Established in 1910, the National Museum of Natural History aims to inform people about the natural history of earth through its exhibits. Nestled somewhere within this museum is the famous Hope Diamond, which has gained notoriety for supposedly carrying a curse. Apart from that, some of the museum's popular galleries include The Discovery Room, Hall of Geology, Gems, and Minerals, Dinosaurs/Hall of Paleobiology, Insect Zoo, Teleology: Hall of Bones, Ocean Hall, Hall of Human Origins and many more.
Take a trip back in time and explore the much celebrated American history at the National Museum of American History. Opened in 1962 as the Museum of History and Technology, it was renamed the National Museum of American History in 1980. Focusing on collecting, preserving, and honoring history, the Museum displays the American journey through the ages; it resides a beautiful gallery that portrays the emergence of the American national anthem along with other innovative and cherished artifacts. Housed within this multi-floor building are exhibition halls and rooms that illustrate significant events pertaining to the past of America.
Nestled in the Dupont Circle neighborhood, the Phillips Collection is a century-old modern and contemporary art museum. Founded by the avid art collector, Duncan Phillips, the establishment is also America’s first museum of modern art. This former home of Duncan Phillips now houses several thousands of art works. Interestingly, the galleries here are frequently rearranged to make way for the works of newer artists and to facilitate newer experiences for the visitors. In addition to the famous exhibitions held here, the museum also offers award-winning educational programs for people of all ages. An impassioned ode to the power of art, this museum is a must visit for all modern-art lovers.
Arthur M. Sackler Gallery's focus is the collection of early Chinese jades and bronzes donated by Arthur M. Sackler—a wealthy medical researcher and publisher. However, the museum houses a variety of Asian art dating as far back as 3000 BC. Displays of special note include Persian manuscripts, Indian paintings and Japanese prints. Works from China, Southeast Asia, Korea and Tibet are also featured.
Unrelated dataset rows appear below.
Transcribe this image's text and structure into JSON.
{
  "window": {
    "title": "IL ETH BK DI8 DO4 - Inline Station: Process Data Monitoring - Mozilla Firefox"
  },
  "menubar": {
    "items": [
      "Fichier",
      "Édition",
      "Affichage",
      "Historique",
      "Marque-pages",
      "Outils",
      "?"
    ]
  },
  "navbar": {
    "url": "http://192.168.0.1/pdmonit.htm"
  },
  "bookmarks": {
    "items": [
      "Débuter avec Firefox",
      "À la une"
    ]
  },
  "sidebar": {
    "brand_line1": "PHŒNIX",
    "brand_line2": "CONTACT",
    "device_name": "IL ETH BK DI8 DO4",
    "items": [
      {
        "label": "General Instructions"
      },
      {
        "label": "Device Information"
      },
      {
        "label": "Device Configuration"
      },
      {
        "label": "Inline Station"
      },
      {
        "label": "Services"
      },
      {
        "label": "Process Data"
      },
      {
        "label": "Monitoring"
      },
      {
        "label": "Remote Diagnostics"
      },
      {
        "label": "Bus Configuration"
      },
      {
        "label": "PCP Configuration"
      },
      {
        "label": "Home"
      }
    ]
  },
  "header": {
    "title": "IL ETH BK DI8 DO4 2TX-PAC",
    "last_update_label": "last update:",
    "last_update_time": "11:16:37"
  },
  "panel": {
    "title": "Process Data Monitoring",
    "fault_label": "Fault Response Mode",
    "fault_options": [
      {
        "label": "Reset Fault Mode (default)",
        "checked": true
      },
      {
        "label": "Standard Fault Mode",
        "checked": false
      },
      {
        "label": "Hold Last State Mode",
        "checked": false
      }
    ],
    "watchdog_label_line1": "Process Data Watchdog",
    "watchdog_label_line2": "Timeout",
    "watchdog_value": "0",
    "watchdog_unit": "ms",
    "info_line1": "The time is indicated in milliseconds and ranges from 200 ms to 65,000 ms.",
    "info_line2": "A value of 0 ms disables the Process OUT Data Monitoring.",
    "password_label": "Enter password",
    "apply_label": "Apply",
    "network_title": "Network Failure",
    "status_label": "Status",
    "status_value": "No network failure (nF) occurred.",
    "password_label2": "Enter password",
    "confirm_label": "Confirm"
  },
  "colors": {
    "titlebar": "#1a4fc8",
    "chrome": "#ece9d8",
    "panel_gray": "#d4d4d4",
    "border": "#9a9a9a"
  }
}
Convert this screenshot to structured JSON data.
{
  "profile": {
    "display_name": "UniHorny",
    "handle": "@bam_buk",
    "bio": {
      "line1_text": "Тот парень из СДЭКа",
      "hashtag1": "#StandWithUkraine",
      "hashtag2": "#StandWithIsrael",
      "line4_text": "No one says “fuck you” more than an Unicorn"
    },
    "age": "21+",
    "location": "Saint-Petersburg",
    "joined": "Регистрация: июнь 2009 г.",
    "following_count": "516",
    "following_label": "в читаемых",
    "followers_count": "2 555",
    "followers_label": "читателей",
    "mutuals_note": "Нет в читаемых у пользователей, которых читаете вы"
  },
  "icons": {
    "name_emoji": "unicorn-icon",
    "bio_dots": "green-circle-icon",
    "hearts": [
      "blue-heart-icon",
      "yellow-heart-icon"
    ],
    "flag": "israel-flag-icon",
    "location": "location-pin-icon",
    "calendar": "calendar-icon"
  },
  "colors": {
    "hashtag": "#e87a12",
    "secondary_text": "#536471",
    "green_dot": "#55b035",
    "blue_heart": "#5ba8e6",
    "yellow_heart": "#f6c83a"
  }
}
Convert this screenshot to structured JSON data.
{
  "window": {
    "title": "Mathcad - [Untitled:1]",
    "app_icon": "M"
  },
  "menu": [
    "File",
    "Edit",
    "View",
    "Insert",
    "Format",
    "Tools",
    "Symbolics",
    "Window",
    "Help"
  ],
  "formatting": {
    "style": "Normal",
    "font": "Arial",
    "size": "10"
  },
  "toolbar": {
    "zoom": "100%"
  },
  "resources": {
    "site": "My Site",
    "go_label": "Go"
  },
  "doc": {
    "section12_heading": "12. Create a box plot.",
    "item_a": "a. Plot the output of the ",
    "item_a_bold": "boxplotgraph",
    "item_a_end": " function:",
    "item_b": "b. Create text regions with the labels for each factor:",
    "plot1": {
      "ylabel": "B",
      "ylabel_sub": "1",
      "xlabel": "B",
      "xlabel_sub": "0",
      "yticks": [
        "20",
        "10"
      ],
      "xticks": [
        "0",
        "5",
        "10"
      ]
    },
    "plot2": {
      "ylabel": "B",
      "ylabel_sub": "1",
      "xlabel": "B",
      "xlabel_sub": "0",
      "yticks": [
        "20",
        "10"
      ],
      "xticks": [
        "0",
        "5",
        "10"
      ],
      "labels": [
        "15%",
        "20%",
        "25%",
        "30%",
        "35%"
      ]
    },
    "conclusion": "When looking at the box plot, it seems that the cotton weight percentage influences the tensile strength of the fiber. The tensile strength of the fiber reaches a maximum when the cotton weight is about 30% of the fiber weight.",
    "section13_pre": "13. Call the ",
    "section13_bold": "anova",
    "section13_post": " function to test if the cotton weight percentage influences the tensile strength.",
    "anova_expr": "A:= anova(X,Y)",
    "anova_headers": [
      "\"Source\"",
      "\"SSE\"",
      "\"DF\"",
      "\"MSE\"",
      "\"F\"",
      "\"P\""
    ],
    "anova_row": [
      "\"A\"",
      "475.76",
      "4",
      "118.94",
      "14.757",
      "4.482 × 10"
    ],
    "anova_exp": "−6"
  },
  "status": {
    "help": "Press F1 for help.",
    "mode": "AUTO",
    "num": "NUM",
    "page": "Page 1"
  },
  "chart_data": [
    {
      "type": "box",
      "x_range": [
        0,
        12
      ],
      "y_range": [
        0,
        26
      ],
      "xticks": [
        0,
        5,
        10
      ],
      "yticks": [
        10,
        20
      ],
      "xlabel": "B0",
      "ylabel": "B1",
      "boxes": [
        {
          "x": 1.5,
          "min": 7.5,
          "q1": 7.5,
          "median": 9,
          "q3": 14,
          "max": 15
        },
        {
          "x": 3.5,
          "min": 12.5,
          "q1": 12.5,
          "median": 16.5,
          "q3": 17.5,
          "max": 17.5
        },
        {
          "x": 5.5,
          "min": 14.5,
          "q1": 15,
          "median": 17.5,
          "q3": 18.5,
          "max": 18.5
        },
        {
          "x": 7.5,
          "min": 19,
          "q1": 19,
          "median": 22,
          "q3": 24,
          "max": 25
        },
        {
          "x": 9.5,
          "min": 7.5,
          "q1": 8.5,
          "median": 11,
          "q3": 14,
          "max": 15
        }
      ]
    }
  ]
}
Concerts and art performances augment the visitor's tour. There is also a hands-on kids program called ImaginAsia with crafts, storytelling and more.
The many perspectives of the earth are examined here, including geology, oceanography, astronomy and anthropology. Enjoy creative and educational exhibits including a huge globe, a tornado simulator and a 'time machine'. Changing, lively special exhibits are also featured. A gift shop sells the National Geographic Society's videos, books and educational games.
Mary McLeod Bethune, a noted teacher and political leader, lived in this house from 1943 until her death in 1955. She served as director of the Division of Negro Affairs under Franklin Roosevelt and was an advisor to three other U.S. presidents. The house was the original headquarters for the National Council of Negro Women. Founded by Bethune, the group sought to promote women in society and eliminate all forms of discrimination. Today, the home is a museum dedicated to Bethune and all American black women. A large collection of writings, artwork, photographs and memorabilia are on display. Donations accepted.
The Whittemore House is a historic building in Washington DC. Now opened as a house museum it is now the headquarters of Woman’s National Democratic Club. The exhibits on display are mostly about the political campaigns, art exhibits and photographs of the struggle the women of National Democratic Club had been through. Built in 1894, this house is now open to public and it can be used as a venue for weddings and private events. The interiors of the house are well furnished and the furniture is perfectly maintained. There is a small courtyard which surrounds the house making it a perfect venue for parties and functions.
House of the Temple is considered to be one of the most beautiful monuments in the city. The Masonic shrine was designed by John Russell Pope The museum standing at a height of 130 feet (39.62 meters) is devoted to Albert Pike and also displays artifacts from Robert Burns and J. Edgar Hoover. Of particular interest is the main reading room of the library, which features antique two-story ladders, a vast selection of material and heavy cushioned chairs for reading and relaxation.